文革之後,國家迅速終止工農兵學員制度,顯然是正確的。

如果長期保留這種制度,很快中國又會變爲《三國演義》中的舉孝廉時代,能夠接受高等教育和做官的還是上層的子弟,從而徹底淪爲階級固化的世襲制國家。

除了各種開後門以外,工農兵學員另一個巨大問題,就是培養出人才的能力不足。

鍾志民入學的時候,南京大學先進行了半年的高中教育。

爲啥?工農兵學員的文化基礎太差。有部分工農兵學員上過高中,文化基礎相對較好。但絕大部分工農兵學員,只有初中甚至小學文化水平,這是特殊時代決定的。

我們以著名作家王朔爲例,他坦誠自己沒什麼文化。王朔小學畢業是1972年,1976年從北京44中畢業。期間他曾去山西,在太原五中讀了1年書,顯然1976年只是初中畢業,而1977年就當兵去了。

換句話說 ,王朔沒讀過高中,據他說在初中也沒認真上幾天課。當時是文革混亂時期,學校沒事就停課搞運動,老師被批鬥,王朔一夥人就在街上亂竄,打架鬧事拍婆子。所以,他僅僅是小學文化程度,認識包括錯別字在內的幾千個漢字。

學生文化程度太低,也是普遍現象。

譬如,1970年,北京大學共招生2665人,其文化程度爲:高中171人,初中2142人,小學79人(不包括短訓班)。大家發現,這三者相加僅有2392人,不到2665人。這相差的200多人,連小學都沒有畢業,充其量只有同等學力,也就是上過類似於小學教育的識字班、短訓班。

1971年,北京市7所院校所招學生中,高中文化程度佔21%,初中佔78%,高小佔0.6%(讀完小學三年級,叫做讀完了初小;讀完了小學五六年級,叫做讀完了高小);武漢大學招收的新生中,文科有45名是初小程度,理科有30%是高小程度,甚至有學員連加減乘除也不認得。

1972年5月8日,國務院科教組轉發《北京市革命委員會科教組關於高等學校試辦補習班的報告》,指出北京市11所高等學校招收的工農兵學員中,初中以上文化程度的只佔20%,初中文化程度的佔60%,相當於小學程度的佔20%。

上面說了,教育是要分階段的。

一個人就算再聰明,你上完小學後從沒上過初中,現在突然讓你去上大學課程,你根本就學不了,知識都是斷層的。

這導致了大學的教育難度極大,很多老師苦不堪言。
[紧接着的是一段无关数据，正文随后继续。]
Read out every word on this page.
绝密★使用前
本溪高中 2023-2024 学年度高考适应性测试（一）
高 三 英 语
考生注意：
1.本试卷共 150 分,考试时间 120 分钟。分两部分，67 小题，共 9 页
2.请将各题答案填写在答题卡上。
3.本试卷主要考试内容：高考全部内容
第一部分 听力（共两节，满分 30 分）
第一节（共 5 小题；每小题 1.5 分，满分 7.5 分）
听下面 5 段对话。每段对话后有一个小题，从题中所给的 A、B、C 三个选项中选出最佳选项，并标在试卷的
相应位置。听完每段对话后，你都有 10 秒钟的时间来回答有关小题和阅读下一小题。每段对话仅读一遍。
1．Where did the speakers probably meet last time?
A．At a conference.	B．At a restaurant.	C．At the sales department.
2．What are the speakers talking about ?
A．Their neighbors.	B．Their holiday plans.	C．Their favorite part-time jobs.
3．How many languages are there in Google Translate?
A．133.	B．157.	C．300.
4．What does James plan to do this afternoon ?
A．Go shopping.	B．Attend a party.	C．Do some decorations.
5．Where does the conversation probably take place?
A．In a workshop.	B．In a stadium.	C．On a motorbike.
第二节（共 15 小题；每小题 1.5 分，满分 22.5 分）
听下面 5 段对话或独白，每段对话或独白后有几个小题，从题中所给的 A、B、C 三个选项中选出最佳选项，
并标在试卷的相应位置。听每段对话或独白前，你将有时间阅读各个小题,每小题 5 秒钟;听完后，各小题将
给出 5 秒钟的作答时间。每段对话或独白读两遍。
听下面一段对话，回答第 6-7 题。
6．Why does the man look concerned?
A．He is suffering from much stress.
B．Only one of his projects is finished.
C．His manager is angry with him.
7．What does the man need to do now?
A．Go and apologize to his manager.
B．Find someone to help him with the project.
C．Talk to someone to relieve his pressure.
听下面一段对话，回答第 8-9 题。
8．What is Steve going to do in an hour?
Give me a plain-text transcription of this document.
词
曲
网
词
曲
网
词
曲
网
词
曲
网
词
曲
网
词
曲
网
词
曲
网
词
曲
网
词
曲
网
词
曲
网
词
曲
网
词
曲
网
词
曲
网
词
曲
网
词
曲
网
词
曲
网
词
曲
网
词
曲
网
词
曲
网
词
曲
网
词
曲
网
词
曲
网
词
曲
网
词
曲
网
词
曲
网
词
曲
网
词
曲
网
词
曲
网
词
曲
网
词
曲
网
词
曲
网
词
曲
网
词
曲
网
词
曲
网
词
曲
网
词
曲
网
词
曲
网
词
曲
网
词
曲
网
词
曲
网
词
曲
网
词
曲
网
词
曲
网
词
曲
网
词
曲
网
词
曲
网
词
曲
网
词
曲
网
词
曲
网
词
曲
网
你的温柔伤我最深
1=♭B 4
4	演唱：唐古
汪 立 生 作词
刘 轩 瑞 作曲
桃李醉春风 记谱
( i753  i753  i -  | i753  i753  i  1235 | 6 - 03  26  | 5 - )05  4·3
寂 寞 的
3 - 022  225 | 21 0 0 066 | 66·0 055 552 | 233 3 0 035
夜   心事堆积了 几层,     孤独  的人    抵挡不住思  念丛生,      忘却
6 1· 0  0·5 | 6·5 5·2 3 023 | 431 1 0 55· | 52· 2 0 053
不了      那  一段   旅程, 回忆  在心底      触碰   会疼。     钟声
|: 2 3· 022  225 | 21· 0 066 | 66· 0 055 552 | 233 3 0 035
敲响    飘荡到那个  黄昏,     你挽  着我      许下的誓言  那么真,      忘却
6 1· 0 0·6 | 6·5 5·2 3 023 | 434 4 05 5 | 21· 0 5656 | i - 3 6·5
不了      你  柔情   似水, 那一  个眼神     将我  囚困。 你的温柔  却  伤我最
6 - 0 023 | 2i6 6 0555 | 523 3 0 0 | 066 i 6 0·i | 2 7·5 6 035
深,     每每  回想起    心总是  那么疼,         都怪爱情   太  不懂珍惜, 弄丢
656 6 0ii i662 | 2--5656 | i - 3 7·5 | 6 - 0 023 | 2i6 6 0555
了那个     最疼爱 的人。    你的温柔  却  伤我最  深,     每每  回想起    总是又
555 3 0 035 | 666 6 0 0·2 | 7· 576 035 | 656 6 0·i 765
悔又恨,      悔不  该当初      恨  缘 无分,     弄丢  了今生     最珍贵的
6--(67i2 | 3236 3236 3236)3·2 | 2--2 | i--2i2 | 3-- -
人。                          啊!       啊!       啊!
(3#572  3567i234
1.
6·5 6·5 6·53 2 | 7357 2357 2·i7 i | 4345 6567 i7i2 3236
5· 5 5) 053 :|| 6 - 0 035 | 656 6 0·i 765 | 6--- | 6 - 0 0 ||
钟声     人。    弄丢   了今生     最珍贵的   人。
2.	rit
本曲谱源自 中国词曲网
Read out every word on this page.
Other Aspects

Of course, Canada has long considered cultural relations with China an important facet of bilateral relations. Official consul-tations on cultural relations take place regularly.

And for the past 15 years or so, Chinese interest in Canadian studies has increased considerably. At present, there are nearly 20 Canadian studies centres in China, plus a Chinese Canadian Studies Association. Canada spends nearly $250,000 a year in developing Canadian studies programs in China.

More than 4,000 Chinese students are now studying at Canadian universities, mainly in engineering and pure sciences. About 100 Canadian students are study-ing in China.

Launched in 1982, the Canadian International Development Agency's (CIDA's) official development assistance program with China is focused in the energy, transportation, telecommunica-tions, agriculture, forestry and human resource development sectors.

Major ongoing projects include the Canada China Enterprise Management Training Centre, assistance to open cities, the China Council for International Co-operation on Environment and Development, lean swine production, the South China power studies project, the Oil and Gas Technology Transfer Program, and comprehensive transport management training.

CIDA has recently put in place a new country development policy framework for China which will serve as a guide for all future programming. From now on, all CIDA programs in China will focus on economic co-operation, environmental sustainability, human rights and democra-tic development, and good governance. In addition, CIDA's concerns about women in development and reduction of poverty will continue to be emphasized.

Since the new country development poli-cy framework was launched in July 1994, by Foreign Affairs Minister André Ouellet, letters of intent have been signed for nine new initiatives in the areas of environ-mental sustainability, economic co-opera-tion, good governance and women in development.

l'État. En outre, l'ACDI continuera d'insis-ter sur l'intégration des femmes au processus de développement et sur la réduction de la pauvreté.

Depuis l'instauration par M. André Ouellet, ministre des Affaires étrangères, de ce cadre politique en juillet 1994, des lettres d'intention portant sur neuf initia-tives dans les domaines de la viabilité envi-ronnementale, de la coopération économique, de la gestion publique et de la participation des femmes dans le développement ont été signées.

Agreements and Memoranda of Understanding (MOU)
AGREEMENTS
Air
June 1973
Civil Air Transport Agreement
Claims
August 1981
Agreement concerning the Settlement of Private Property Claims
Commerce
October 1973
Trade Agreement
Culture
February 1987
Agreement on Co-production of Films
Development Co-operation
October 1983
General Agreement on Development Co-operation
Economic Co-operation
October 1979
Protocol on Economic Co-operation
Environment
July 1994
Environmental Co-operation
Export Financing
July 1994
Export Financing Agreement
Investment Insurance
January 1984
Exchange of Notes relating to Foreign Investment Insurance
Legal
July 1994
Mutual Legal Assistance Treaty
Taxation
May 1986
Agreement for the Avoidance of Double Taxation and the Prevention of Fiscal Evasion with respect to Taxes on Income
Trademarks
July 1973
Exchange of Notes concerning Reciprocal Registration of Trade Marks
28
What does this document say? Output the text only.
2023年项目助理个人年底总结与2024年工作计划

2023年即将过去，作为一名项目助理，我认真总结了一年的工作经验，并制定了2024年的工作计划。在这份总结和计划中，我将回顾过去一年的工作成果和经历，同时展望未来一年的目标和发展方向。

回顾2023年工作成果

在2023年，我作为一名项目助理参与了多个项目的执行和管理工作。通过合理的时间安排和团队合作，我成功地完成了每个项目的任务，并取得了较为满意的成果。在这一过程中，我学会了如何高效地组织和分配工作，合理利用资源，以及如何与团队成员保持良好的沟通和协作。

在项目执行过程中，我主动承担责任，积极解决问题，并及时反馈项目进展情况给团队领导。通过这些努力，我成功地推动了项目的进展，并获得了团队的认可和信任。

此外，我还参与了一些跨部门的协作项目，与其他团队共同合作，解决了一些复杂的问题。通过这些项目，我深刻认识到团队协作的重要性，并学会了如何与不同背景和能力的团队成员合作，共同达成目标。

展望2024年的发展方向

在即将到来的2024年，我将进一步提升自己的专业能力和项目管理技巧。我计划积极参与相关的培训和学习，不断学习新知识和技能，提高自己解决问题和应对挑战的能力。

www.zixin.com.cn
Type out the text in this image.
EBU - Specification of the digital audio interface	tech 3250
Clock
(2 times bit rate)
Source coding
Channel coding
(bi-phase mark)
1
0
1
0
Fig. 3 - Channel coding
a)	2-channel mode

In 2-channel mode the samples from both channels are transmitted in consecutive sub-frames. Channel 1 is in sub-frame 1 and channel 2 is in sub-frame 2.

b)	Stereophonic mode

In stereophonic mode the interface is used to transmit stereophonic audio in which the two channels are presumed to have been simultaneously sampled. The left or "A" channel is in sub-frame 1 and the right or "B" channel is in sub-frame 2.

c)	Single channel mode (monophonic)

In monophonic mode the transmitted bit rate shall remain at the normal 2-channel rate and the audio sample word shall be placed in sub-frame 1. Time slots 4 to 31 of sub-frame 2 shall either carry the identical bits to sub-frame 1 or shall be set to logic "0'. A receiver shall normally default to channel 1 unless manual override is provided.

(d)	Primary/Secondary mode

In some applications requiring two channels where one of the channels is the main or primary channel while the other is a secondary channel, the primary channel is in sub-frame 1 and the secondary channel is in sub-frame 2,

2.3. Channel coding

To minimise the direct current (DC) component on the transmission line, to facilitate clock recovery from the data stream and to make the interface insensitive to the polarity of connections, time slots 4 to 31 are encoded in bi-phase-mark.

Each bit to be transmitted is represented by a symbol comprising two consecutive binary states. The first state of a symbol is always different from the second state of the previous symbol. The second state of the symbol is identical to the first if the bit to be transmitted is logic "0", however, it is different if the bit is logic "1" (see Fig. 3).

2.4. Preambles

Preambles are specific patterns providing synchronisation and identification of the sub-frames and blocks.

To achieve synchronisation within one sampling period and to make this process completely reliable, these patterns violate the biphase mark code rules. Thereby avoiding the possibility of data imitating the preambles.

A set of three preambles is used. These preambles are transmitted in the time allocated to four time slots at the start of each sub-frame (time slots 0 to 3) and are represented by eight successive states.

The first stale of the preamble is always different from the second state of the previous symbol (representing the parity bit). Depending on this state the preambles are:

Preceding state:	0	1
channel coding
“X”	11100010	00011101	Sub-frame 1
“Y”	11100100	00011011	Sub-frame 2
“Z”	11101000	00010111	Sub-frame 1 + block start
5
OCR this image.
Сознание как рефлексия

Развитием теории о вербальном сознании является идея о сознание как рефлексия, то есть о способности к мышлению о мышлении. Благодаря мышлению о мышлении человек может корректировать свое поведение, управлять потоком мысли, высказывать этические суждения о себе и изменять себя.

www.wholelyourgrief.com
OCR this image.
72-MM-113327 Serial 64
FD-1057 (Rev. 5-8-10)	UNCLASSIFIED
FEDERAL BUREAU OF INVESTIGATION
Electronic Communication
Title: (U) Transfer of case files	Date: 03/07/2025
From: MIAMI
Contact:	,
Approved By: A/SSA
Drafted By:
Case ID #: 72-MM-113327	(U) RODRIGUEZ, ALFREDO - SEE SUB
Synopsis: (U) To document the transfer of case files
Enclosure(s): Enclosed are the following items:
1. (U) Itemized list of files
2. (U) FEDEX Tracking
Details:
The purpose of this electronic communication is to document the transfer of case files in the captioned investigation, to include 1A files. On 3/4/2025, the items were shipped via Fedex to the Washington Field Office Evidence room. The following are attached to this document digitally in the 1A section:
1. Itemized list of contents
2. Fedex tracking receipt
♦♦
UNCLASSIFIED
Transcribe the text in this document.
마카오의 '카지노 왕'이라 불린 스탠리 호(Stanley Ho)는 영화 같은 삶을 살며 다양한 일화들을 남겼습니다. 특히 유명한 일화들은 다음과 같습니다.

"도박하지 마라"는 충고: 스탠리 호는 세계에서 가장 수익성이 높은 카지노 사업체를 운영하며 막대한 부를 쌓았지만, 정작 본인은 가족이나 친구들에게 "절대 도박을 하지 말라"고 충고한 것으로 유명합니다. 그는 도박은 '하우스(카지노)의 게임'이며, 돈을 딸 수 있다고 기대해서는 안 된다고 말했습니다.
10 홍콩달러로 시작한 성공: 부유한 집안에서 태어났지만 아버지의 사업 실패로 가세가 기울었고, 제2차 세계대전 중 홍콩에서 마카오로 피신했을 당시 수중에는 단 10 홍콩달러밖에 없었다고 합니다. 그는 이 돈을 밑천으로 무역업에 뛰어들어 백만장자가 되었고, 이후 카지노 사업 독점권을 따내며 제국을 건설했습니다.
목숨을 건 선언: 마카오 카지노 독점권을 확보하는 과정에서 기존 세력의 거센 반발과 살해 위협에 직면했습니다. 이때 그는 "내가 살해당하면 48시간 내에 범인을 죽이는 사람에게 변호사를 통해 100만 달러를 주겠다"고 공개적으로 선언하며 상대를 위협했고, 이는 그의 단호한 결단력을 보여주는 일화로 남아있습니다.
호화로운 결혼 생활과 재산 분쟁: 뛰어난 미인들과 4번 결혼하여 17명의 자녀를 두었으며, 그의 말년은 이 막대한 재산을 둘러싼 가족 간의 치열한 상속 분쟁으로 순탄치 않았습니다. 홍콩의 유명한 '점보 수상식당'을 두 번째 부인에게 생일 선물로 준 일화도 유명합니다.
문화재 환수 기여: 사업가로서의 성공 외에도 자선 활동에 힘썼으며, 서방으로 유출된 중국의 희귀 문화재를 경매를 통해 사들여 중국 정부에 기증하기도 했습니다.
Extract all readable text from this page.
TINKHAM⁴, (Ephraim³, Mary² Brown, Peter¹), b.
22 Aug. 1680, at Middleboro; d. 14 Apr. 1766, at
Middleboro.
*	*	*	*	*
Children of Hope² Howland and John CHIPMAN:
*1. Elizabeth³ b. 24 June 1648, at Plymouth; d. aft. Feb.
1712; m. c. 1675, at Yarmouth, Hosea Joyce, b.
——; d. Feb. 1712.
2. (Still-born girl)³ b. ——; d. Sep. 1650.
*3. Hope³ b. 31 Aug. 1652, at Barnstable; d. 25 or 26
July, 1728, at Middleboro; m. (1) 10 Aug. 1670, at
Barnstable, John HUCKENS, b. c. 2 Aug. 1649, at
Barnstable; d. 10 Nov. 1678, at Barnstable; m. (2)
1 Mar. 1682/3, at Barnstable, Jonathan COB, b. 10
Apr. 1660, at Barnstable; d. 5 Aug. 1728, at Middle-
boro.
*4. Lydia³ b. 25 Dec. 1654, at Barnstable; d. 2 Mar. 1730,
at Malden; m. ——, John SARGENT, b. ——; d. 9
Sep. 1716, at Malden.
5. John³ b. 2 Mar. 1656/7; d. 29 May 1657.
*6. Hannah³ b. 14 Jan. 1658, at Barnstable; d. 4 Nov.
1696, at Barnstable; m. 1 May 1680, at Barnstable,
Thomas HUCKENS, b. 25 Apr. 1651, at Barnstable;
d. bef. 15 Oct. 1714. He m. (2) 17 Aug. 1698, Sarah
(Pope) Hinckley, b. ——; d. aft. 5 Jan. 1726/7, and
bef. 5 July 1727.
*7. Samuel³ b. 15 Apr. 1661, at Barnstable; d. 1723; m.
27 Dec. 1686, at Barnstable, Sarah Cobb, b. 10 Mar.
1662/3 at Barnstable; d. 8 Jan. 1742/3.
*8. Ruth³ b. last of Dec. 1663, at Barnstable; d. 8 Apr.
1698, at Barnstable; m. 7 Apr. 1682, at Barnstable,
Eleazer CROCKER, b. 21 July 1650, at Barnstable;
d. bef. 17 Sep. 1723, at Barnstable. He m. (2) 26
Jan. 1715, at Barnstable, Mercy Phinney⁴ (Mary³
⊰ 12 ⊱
老師每講一道題,還要一點點回退知識點,最終必須從初中課程講起。

這麼一來,有時候一道題就講一堂課,幾乎無法正常教學。

由於時代特殊,老師是不敢反對教學的,最終就成爲和稀泥,混日子:後來學校採取了分大班小班、快班慢班等措施分頭進行教學,但從來不公開評價學生的學習成績。好在那時基本不考試,一般是當一門課程結束時按等級考覈一次,這減輕了一些同學的壓力。

於是,很多工農兵學員的文憑含金量不足,有的壓根沒學會什麼也能畢業:雖然大學普通班學歷也被承認作“普通高等學校畢業生”,不同於當時設立的學制二年以內的推薦制進修班、培訓班,但它與大學專科或授予學士學位的本科有實質區別。這些學員畢業後的工資待遇比照專科畢業生,在專業職稱評審中有時可充作本科學歷。不過選拔幹部,很多地方都有限制使用工農兵大學生的規定。

對於工農兵學員的問題,鄧小平看的很透徹:當時武漢大學教授查全性在教育座談會上,對鄧小平當面彙報工農兵學員的問題“現行(推薦工農兵上大學的)招生制度的弊端首先是埋沒人才,一些熱愛科學、熱愛文化、有前途的青年選不上來,一些不想讀書、文化程度又不高的人反而佔據了招生名額。更是助長了不正之風;還會嚴重影響了中小學學生和教師的積極性。今年的招生工作還沒有開始,就已經有人在請客、送禮,走後門。甚至小學生都知道,如今上大學不需要學文化,只要有個好爸爸。”